Highlighted by the FFIEC’s opinion are the following areas of risk that should be considered:
- Due Diligence – Insuring the third-party’s activity is conducted in compliance with applicable laws and regulations in a safe and sound manner, in-line with the institution’s strategic plan and corporate objectives. The FFIEC opinion asks the financial institution to consider the classification of the data placed in the cloud. For example, will the data be properly encrypted to protect non-public information from disclosure? Will the information be housed on servers used by other clients and what controls will the vendor use to protect the data? Finally, does the vendor have a disaster recovery plan?
- Vendor Management – Vendors familiar with the regulations placed upon financial institutions should be chosen, and the financial institution should watch to ensure the proper changes are made by the vendor as regulations change. Also, the contract should clearly spell out who owns the data and how disputes may be resolved.
- Audits – Financial intuitions should perform audits to ensure internal controls are functioning properly by auditors familiar with issues presented by cloud computing.
- Information Security – Before entering into a relationship with a cloud computing vendor, the financial institution should ensure this relationship is in line with its own security policies, standards and practices. The FFIEC notes that continuous monitoring may be necessary to ensure the provider is maintaining the effective controls. Controls on information in the cloud should include identity and access management, and encryption. The financial institution should have a process to monitor, investigate and document security threats and incidents on its own server, as well as the cloud.

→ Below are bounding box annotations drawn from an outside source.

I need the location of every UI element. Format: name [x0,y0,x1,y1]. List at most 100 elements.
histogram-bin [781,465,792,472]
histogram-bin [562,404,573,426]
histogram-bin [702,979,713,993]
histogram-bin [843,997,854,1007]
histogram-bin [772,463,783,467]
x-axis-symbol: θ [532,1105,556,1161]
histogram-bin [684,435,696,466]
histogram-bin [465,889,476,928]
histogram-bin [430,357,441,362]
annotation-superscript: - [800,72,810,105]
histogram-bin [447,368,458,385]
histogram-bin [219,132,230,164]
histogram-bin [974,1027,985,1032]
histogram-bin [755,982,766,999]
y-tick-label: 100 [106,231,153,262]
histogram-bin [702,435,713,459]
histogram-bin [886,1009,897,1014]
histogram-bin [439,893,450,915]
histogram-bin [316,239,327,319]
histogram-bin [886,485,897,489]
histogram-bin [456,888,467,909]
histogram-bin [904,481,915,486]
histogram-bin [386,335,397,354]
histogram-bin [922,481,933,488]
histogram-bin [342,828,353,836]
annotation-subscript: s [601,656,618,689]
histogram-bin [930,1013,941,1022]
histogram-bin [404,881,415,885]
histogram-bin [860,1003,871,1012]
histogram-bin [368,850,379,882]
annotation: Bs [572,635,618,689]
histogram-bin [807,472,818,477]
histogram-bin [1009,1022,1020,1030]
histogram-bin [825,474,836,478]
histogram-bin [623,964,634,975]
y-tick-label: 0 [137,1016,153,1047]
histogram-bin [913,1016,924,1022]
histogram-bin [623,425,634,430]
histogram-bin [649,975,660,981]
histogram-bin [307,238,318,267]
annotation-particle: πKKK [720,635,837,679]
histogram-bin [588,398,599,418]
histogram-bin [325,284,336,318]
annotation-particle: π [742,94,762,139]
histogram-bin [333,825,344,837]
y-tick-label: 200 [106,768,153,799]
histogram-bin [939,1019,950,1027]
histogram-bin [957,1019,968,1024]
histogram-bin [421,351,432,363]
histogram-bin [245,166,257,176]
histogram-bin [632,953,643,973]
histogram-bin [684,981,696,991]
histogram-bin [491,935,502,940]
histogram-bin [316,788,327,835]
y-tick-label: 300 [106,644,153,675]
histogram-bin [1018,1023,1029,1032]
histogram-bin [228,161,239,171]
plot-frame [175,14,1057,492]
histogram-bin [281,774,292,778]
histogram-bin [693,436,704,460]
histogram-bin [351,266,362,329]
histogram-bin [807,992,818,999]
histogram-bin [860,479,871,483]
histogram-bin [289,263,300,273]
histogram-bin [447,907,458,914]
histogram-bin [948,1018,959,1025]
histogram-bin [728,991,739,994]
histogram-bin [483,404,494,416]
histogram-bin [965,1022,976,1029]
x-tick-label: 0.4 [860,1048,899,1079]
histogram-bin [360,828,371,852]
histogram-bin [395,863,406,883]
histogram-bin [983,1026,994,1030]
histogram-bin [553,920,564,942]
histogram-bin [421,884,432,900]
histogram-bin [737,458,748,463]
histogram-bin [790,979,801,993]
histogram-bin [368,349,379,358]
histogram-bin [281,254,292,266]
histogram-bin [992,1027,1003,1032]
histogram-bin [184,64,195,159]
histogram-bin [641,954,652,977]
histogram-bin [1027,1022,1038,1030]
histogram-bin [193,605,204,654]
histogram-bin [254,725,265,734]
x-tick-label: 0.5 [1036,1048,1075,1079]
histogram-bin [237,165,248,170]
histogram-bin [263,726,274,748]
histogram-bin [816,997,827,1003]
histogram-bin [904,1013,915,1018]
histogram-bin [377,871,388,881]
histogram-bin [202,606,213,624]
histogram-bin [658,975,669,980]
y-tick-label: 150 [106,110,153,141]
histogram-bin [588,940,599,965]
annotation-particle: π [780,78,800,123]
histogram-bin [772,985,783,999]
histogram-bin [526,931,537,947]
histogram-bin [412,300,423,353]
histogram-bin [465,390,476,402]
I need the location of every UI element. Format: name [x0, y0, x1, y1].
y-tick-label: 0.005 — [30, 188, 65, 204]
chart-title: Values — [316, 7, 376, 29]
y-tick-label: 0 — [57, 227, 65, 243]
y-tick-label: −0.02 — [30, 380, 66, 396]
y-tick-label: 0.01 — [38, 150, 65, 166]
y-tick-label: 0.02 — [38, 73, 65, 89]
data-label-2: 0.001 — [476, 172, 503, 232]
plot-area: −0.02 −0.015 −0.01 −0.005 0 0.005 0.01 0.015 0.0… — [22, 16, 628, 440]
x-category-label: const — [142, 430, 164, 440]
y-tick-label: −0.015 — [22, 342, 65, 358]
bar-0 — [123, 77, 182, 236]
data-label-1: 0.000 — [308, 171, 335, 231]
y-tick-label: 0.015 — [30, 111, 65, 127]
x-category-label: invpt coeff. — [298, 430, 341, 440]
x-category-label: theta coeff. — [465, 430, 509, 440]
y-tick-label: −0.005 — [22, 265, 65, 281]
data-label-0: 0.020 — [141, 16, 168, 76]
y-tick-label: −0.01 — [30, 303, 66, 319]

The financial institution should also confirm that any data stored in the cloud can be completely removed at the end of the relationship.
- Legal, Regulatory and Reputational Considerations – Contracts with the provider should clearly spell out the legal and regulatory requirements that the financial institution is bound by and that are attached to the storage of the data. The vendor may be overseas, the data stored overseas or the vendor is handling data from numerous sources with distinct requirements. The financial institution cannot rely on the vendor to know the applicable regulations.
- Business Continuity Planning – Does the vendor have adequate plans and resources to restore data after destruction?
The FFIEC opinion notes that cloud computing may not be in every financial institution’s best interest if each of these issues can not be satisfactorily resolved before the start of the relationship.